Indictment Specifics

An indictment must contain several things, such as:

  • The signatures of the prosecutor who brought the case to the grand jury and the foreperson of the grand jury
  • A short, plain and clear statement of the important facts of the case that show that the crime was committed
  • The elements of the crime charged and a statement of the facts and circumstances that explain how you committed each element of that specific crime. This requirement is perhaps the most important because an indictment needs to be specific enough so that: (1) You know what crime you need to defend against, and; (2) You can avoid being prosecuted later for the same crime after you’ve been convicted or acquitted
  • The name the of statute, rule, regulation or other law that you’re charged with violating, as well as where it may be found in the law books (called it’s “citation”)

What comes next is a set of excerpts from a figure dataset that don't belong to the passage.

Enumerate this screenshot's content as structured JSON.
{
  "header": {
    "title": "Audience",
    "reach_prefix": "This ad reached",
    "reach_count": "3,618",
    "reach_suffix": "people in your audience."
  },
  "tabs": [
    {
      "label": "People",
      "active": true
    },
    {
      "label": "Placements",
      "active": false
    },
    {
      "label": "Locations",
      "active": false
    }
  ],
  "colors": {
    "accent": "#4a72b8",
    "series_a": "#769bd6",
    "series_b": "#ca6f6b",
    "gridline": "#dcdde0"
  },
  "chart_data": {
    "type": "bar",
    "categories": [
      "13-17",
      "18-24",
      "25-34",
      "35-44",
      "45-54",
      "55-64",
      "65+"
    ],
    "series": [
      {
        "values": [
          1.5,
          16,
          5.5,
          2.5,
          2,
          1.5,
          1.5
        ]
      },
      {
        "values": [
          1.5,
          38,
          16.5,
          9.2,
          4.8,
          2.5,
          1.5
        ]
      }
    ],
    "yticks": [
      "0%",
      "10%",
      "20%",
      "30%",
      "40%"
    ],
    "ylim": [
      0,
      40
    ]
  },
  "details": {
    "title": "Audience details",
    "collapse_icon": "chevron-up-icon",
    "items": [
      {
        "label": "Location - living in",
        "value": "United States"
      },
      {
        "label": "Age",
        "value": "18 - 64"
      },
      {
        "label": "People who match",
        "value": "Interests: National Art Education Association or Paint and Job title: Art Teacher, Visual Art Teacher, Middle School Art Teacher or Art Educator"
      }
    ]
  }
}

Errors in an indictment may make it invalid, and if you’re convicted, you may be able to get the conviction reversed or thrown out. For instance, you may be able to claim that an indictment is invalid because it doesn’t contain:

  • Specific facts showing that you committed the crime charged. For example, an indictment charging a defendant with “contempt of Congress” for refusing to answer questions during an inquiry is likely invalid if doesn’t specify the questions he refused to answer
  • All the elements of an offense. For example, an indictment under a federal law that deals with crimes committed by Native Americans on Native American lands is likely invalid if it doesn’t state that the defendant is, in fact, a Native American

These are just two examples of how errors may make an indictment invalid. If you’ve been indicted, you need to read the indictment carefully, and if you have any questions, you should talk to your attorney immediately.

Questions for Your Attorney

  • I just got a subpoena ordering me to testify as a witness in front of a grand jury. Do I have to go? Should I be concerned about anything?
  • If a grand jury doesn’t indict me, how long does the prosecution have to try again? I mean, can she try to get an indictment two years from now?
  • I’ve been selected to sit on a grand jury, but I can’t afford to be away from work for long periods of time. Is there any way I can get out of grand jury service?